Bundan tam 10 yıl önce 28 Aralık 2011’de Şırnak'ın Uludere ilçesine bağlı Gülyazı (Bêjûh) ve Ortasu (Roboskî) köyü sınır hattında günlük tabirle “kaçağa” giden 34 kişi her şeyden habersiz eşyalarını katıra yükleyip bir kez daha sınırı geçip Federe Kürdistan Bölgesi’ne gidip mazot, çay, şeker, pirinç alıp en fazla 50 TL kazanacaktı. Sınırı geçen 34 kişi akşam saatlerinde dönüş yolunda havalanan savaş uçakları tarafından yapılan bombardıman sonucu katledildi. Çoğunluğu çocuk olan kafilenin içinde, kimi el ele tutuşmuştu, kimi yaşamını yitirmeden önce belki kurtulacağını düşünerek işaret parmağını kaldırıp kelime-i şehadet getirmişti. Bazılarının cenazesi teşhis edilemedi; kıyafetlerinden ya da eldivenlerinden tanındı. Paramparça olan bedenleri toplayan aileler, öfkeleri ve acıları diriyken adalet mücadelesini yürütmeye girişti.

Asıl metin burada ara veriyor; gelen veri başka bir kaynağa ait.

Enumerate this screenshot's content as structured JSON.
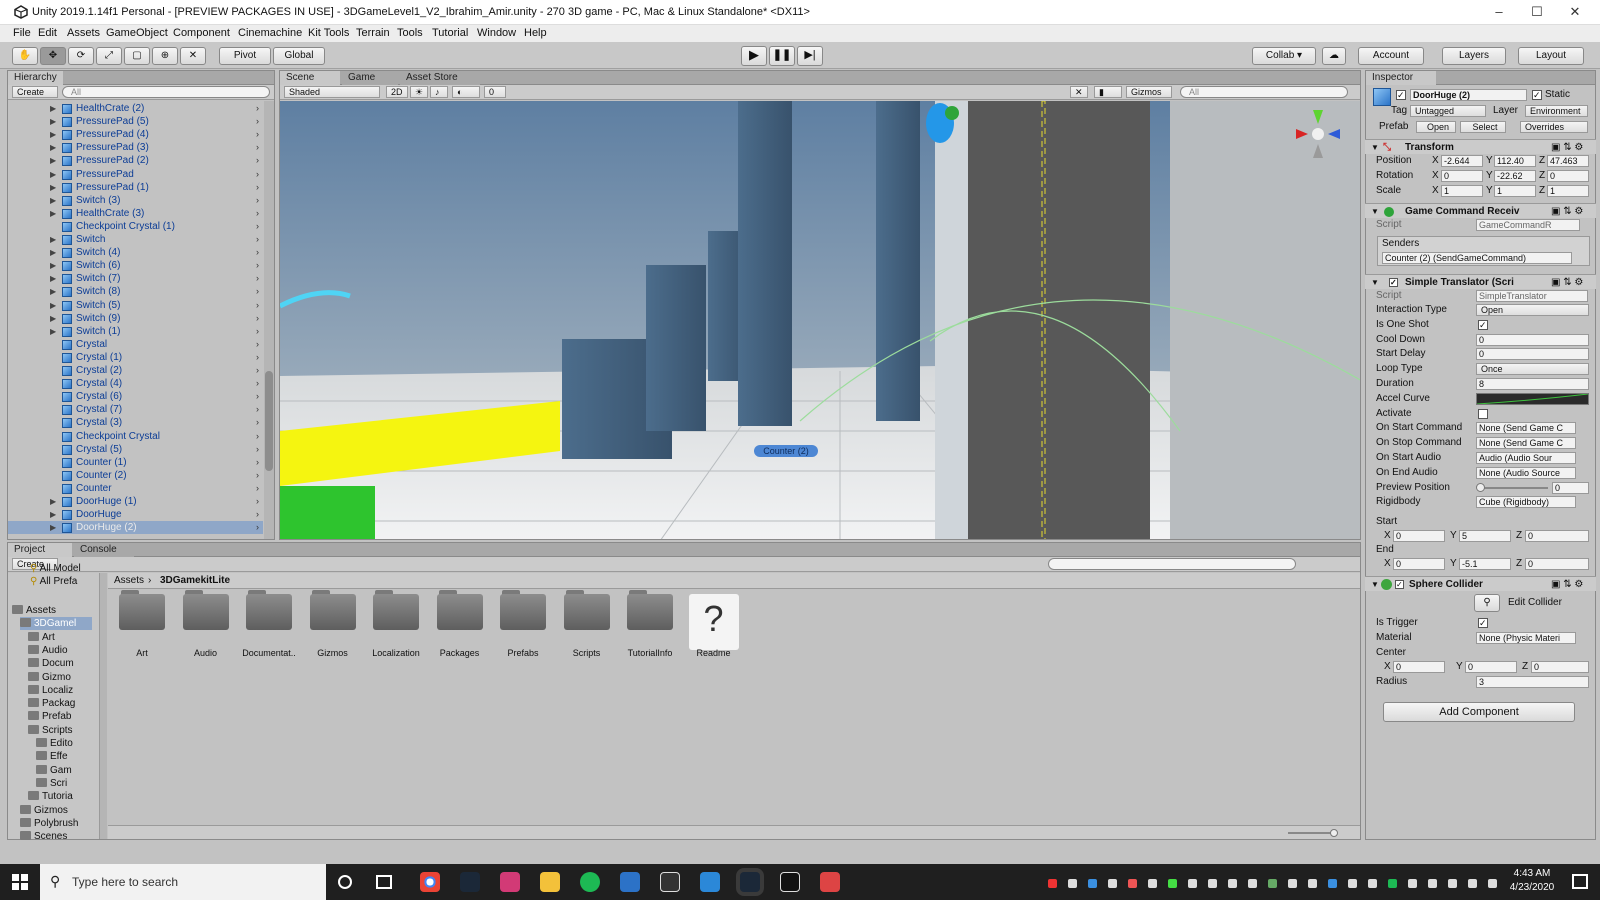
{
  "window": {
    "title": "Unity 2019.1.14f1 Personal - [PREVIEW PACKAGES IN USE] - 3DGameLevel1_V2_Ibrahim_Amir.unity - 270 3D game - PC, Mac & Linux Standalone* <DX11>",
    "minimize": "–",
    "maximize": "☐",
    "close": "✕"
  },
  "menu": [
    "File",
    "Edit",
    "Assets",
    "GameObject",
    "Component",
    "Cinemachine",
    "Kit Tools",
    "Terrain",
    "Tools",
    "Tutorial",
    "Window",
    "Help"
  ],
  "toolbar": {
    "pivot": "Pivot",
    "global": "Global",
    "collab": "Collab ▾",
    "account": "Account",
    "layers": "Layers",
    "layout": "Layout"
  },
  "hierarchy": {
    "tab": "Hierarchy",
    "create": "Create",
    "search_placeholder": "All",
    "items": [
      {
        "label": "HealthCrate (2)",
        "arrow": true
      },
      {
        "label": "PressurePad (5)",
        "arrow": true
      },
      {
        "label": "PressurePad (4)",
        "arrow": true
      },
      {
        "label": "PressurePad (3)",
        "arrow": true
      },
      {
        "label": "PressurePad (2)",
        "arrow": true
      },
      {
        "label": "PressurePad",
        "arrow": true
      },
      {
        "label": "PressurePad (1)",
        "arrow": true
      },
      {
        "label": "Switch (3)",
        "arrow": true
      },
      {
        "label": "HealthCrate (3)",
        "arrow": true
      },
      {
        "label": "Checkpoint Crystal (1)",
        "arrow": false
      },
      {
        "label": "Switch",
        "arrow": true
      },
      {
        "label": "Switch (4)",
        "arrow": true
      },
      {
        "label": "Switch (6)",
        "arrow": true
      },
      {
        "label": "Switch (7)",
        "arrow": true
      },
      {
        "label": "Switch (8)",
        "arrow": true
      },
      {
        "label": "Switch (5)",
        "arrow": true
      },
      {
        "label": "Switch (9)",
        "arrow": true
      },
      {
        "label": "Switch (1)",
        "arrow": true
      },
      {
        "label": "Crystal",
        "arrow": false
      },
      {
        "label": "Crystal (1)",
        "arrow": false
      },
      {
        "label": "Crystal (2)",
        "arrow": false
      },
      {
        "label": "Crystal (4)",
        "arrow": false
      },
      {
        "label": "Crystal (6)",
        "arrow": false
      },
      {
        "label": "Crystal (7)",
        "arrow": false
      },
      {
        "label": "Crystal (3)",
        "arrow": false
      },
      {
        "label": "Checkpoint Crystal",
        "arrow": false
      },
      {
        "label": "Crystal (5)",
        "arrow": false
      },
      {
        "label": "Counter (1)",
        "arrow": false
      },
      {
        "label": "Counter (2)",
        "arrow": false
      },
      {
        "label": "Counter",
        "arrow": false
      },
      {
        "label": "DoorHuge (1)",
        "arrow": true
      },
      {
        "label": "DoorHuge",
        "arrow": true
      },
      {
        "label": "DoorHuge (2)",
        "arrow": true
      }
    ]
  },
  "scene": {
    "tabs": [
      "Scene",
      "Game",
      "Asset Store"
    ],
    "shading": "Shaded",
    "mode_2d": "2D",
    "hidden_count": "0",
    "gizmos": "Gizmos",
    "search_placeholder": "All",
    "selected_label": "Counter (2)"
  },
  "inspector": {
    "tab": "Inspector",
    "object_name": "DoorHuge (2)",
    "static_label": "Static",
    "tag_label": "Tag",
    "tag_value": "Untagged",
    "layer_label": "Layer",
    "layer_value": "Environment",
    "prefab_label": "Prefab",
    "prefab_open": "Open",
    "prefab_select": "Select",
    "prefab_overrides": "Overrides",
    "transform": {
      "title": "Transform",
      "position_label": "Position",
      "position": {
        "x": "-2.644",
        "y": "112.40",
        "z": "47.463"
      },
      "rotation_label": "Rotation",
      "rotation": {
        "x": "0",
        "y": "-22.62",
        "z": "0"
      },
      "scale_label": "Scale",
      "scale": {
        "x": "1",
        "y": "1",
        "z": "1"
      }
    },
    "game_command": {
      "title": "Game Command Receiv",
      "script_label": "Script",
      "script_value": "GameCommandR",
      "senders_label": "Senders",
      "sender": "Counter (2) (SendGameCommand)"
    },
    "simple_translator": {
      "title": "Simple Translator (Scri",
      "script_label": "Script",
      "script_value": "SimpleTranslator",
      "rows": [
        {
          "label": "Interaction Type",
          "value": "Open",
          "kind": "dropdown"
        },
        {
          "label": "Is One Shot",
          "value": "✓",
          "kind": "check"
        },
        {
          "label": "Cool Down",
          "value": "0",
          "kind": "field"
        },
        {
          "label": "Start Delay",
          "value": "0",
          "kind": "field"
        },
        {
          "label": "Loop Type",
          "value": "Once",
          "kind": "dropdown"
        },
        {
          "label": "Duration",
          "value": "8",
          "kind": "field"
        },
        {
          "label": "Accel Curve",
          "value": "",
          "kind": "curve"
        },
        {
          "label": "Activate",
          "value": "",
          "kind": "check"
        },
        {
          "label": "On Start Command",
          "value": "None (Send Game C",
          "kind": "obj"
        },
        {
          "label": "On Stop Command",
          "value": "None (Send Game C",
          "kind": "obj"
        },
        {
          "label": "On Start Audio",
          "value": "Audio (Audio Sour",
          "kind": "obj"
        },
        {
          "label": "On End Audio",
          "value": "None (Audio Source",
          "kind": "obj"
        },
        {
          "label": "Preview Position",
          "value": "0",
          "kind": "slider"
        },
        {
          "label": "Rigidbody",
          "value": "Cube (Rigidbody)",
          "kind": "obj"
        }
      ],
      "start_label": "Start",
      "start": {
        "x": "0",
        "y": "5",
        "z": "0"
      },
      "end_label": "End",
      "end": {
        "x": "0",
        "y": "-5.1",
        "z": "0"
      }
    },
    "sphere_collider": {
      "title": "Sphere Collider",
      "edit_collider": "Edit Collider",
      "is_trigger_label": "Is Trigger",
      "is_trigger": "✓",
      "material_label": "Material",
      "material_value": "None (Physic Materi",
      "center_label": "Center",
      "center": {
        "x": "0",
        "y": "0",
        "z": "0"
      },
      "radius_label": "Radius",
      "radius": "3"
    },
    "add_component": "Add Component"
  },
  "project": {
    "tabs": [
      "Project",
      "Console"
    ],
    "create": "Create",
    "favorites": [
      "All Model",
      "All Prefa"
    ],
    "breadcrumb": [
      "Assets",
      "3DGamekitLite"
    ],
    "tree": [
      {
        "label": "Assets",
        "indent": 0
      },
      {
        "label": "3DGamel",
        "indent": 1
      },
      {
        "label": "Art",
        "indent": 2
      },
      {
        "label": "Audio",
        "indent": 2
      },
      {
        "label": "Docum",
        "indent": 2
      },
      {
        "label": "Gizmo",
        "indent": 2
      },
      {
        "label": "Localiz",
        "indent": 2
      },
      {
        "label": "Packag",
        "indent": 2
      },
      {
        "label": "Prefab",
        "indent": 2
      },
      {
        "label": "Scripts",
        "indent": 2
      },
      {
        "label": "Edito",
        "indent": 3
      },
      {
        "label": "Effe",
        "indent": 3
      },
      {
        "label": "Gam",
        "indent": 3
      },
      {
        "label": "Scri",
        "indent": 3
      },
      {
        "label": "Tutoria",
        "indent": 2
      },
      {
        "label": "Gizmos",
        "indent": 1
      },
      {
        "label": "Polybrush",
        "indent": 1
      },
      {
        "label": "Scenes",
        "indent": 1
      }
    ],
    "folders": [
      "Art",
      "Audio",
      "Documentat..",
      "Gizmos",
      "Localization",
      "Packages",
      "Prefabs",
      "Scripts",
      "TutorialInfo",
      "Readme"
    ]
  },
  "taskbar": {
    "search_placeholder": "Type here to search",
    "time": "4:43 AM",
    "date": "4/23/2020"
  }
}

Roboskîli ailelerin çoğu sınırın sıfır noktasında olan Zeviya Köyü’nden. “Koruculuk dayatmasına” karşı aileler köylerini terk etmek zorunda kalmış. Köyler boşaltılınca her şeylerini bırakıp Ortasu ve Bêjûh köyüne yerleşmiş. Burada coğrafi koşullar nedeniyle yapacak hiçbir şeyleri olmadığından uzun yıllardır sınır ticareti yaparak geçimlerini sağlıyorlardı ta ki; katliam gerçekleşene kadar. 28 Aralık gecesi yağan karın getirdiği sessizlik içinde havalanan savaş uçaklarının sesinin kulakları yırttığı o anda 34 eve birden aynı haber geldi. Aileler sınıra akın etti. Gençler el fenerleri, battaniye ve ilk yardım malzemeleri alıp arkadaşlarını kurtarma ümidi ile yola koyuldu. Kimi kadınlar yalın ayak ağıtlarla koştu, kimileri de bekledikleri manzaranın gerçekleşmemesi umuduyla evinde dua ederek bekledi.

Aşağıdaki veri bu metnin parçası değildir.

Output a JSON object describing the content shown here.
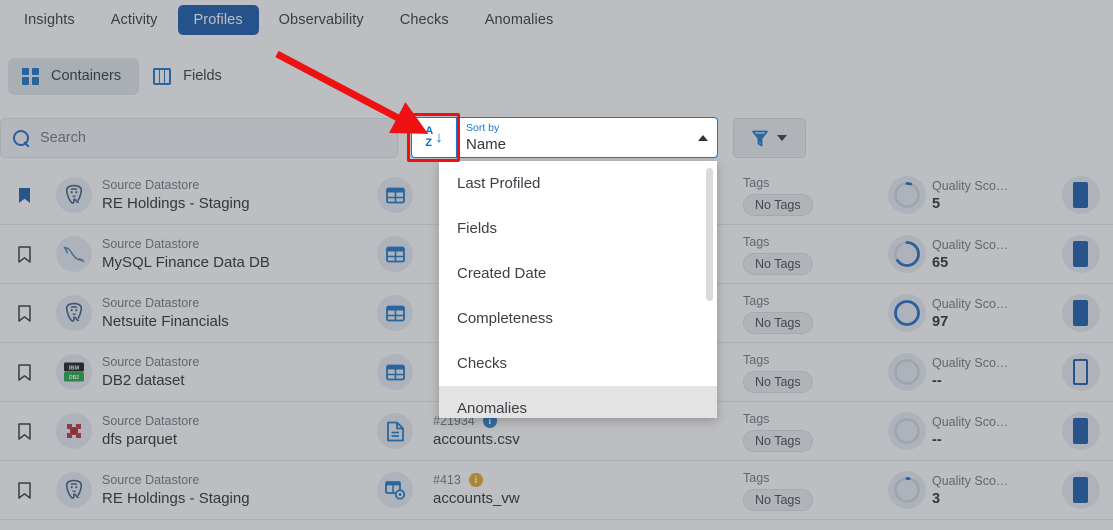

“Arkadaşım gibiydi” dediği oğlunu sağ görme umuduyla sınıra yalın ayak koşan annelerden biri de Leyla Encü’ydü. Leyla, o günü ve adalet mücadelesini anlatmadan önce Roboskî’ye gelmeyen adaletin, Türkiye'de birçok katliamın yaşanmasına neden olduğundan söz ediyor. Roboskî Katliamı sonrasında Sur, Cizre, Nusaybin, Şırnak, Yüksekova, Suruç, Diyarbakır ve birçok Kürt kentinde sayısız katliamların gerçekleştirildiğini hatırlatan Leyla, her yaşanan katliamda akıllarına Roboskî’nin geldiğini belirterek Kürtlere dayatılan makus tarihin değişmesi ümidini yeniliyordu.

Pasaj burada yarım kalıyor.